Önümüzde fazla da bir zaman yoktur. Hareket alanı ancak bir-kaç ayla
sınırlıdır.
Esasen; hileler,
kandırmalar, propagandalar olarak öne çıkan bu savaşta, çok önemli badireler
atlatılmış, kayıplar verilse de önemli başarılar elde edilmiştir. Milletin
azmi, mücadele gücünü asla bırakmamıştır. Savaş, çok büyük güce karşı,
örgütlenmesini bile uzun zaman sonra çözebildiğimiz, dünya küresel güçlere
karşıdır ve bu gücün başında da maalesef dostumuz ve stratejik ortağımız
vardır, zaten savaş oyunun zorluğu da buradan kaynaklanıyor. Dost sandığımızın
düşman olarak karşımızda bulunuşu. (Not: Bu durumun, iktidarla, muhalefetle,
karşı olmakla, kabul etmekle bir alakası yoktur.. dikkat!...)
****
Kendinden ve gücünden emin
Yunan orduları, Ağustos ayı ortalarında Sakarya’ya doğru yürüyüşe geçer, hedef
Ankara’dır. İnancını, azmini koruyan Türk ordusunun hedefi ise, mevzileri
korumaktır. Bu inançla yaşanan şiddetli çarpışmalar sonunda Yunan ordusuna
büyük kayıplar verdirilir. Görülmemiş başarılar elde edilir. Her mevzide düşman
kuvvetlerine ağır kayıplara uğratılır. Türk stratejisi şudur: “Hatt-ı müdafaa yoktur, sath-ı müdafaa
vardır. O satıh bütün vatandır”. Düstur, ordunun bütün
elemanları tarafından benimsenmiştir. Ve Başkomutanın istediği gibi, düşman
istenilen (savaş planının kurulduğu oyun sahası) yere
kadar kendisi gelmiştir. Eylül ayının ortalarında ise, Türk Taarruzu başlamış
ve Yunan ordusu, ezilerek Batı’ya doğru çekilmek zorunda kalmıştır.
Ve zafer.
****
“Devletler, her türlü hukuk-u insaniyeden tecerrüd ederek
memleketimizin en kıymetli ve en feyizbar yerlerini çiğnediler.
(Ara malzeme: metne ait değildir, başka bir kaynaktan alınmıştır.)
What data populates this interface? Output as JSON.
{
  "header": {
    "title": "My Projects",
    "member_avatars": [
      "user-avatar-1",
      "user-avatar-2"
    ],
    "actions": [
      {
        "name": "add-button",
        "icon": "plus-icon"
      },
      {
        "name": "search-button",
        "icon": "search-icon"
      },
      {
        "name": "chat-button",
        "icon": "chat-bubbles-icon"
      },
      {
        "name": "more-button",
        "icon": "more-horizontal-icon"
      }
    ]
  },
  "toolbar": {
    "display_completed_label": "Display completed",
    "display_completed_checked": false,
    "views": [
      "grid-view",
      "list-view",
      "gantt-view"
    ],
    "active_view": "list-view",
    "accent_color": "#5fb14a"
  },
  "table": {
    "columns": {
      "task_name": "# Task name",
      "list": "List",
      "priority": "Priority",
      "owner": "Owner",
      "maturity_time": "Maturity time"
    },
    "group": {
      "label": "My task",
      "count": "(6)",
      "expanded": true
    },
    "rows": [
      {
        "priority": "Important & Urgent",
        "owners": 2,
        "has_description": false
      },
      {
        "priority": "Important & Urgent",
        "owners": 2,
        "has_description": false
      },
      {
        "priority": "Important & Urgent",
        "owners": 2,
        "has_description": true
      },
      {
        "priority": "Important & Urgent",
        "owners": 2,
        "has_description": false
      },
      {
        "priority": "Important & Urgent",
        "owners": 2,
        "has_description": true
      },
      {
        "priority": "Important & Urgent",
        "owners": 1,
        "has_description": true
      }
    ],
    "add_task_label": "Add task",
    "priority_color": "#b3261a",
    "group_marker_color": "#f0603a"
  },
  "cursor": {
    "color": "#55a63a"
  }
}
İzmir, Bursa, Eskişehir, Sakarya, Anadolu, Adana, Trakya, İstanbul vesaire
gibi en aziz yerlerimizi çiğnediler. Fakat düşmanların bu tarz-ı hareketten
daha elim bir nokta varsa, o da bir memleketin asırlarca bağrında bulunan
insanların dahi düşman saflarına geçmiş bulunmasıdır.
Arkadaşlar;
Biliyorsunuz ki, bu dâhili düşmanlar, harici düşmanların yapmaya
muktedir olamayacağı yeni ve feci ef’al ve harekâtı irtikâpta tereddüt
göstermemişlerdir.” (Gazi Mustafa Kemal Atatürk)
****
Tarihin tekerrür etmesi bir
kez daha vukuu bulmuştur. Durum aynıdır. O halde ilk yapılması gereken,
dâhildeki düşman saflarına geçmiş olanların, ekarte edilerek, düşmanla ilgileri
kesilmelidir.
Bu nasıl olacaktır?
Sakarya Meydan Savaşı
bizlere çook örnekler, tecrübeler sunuyor.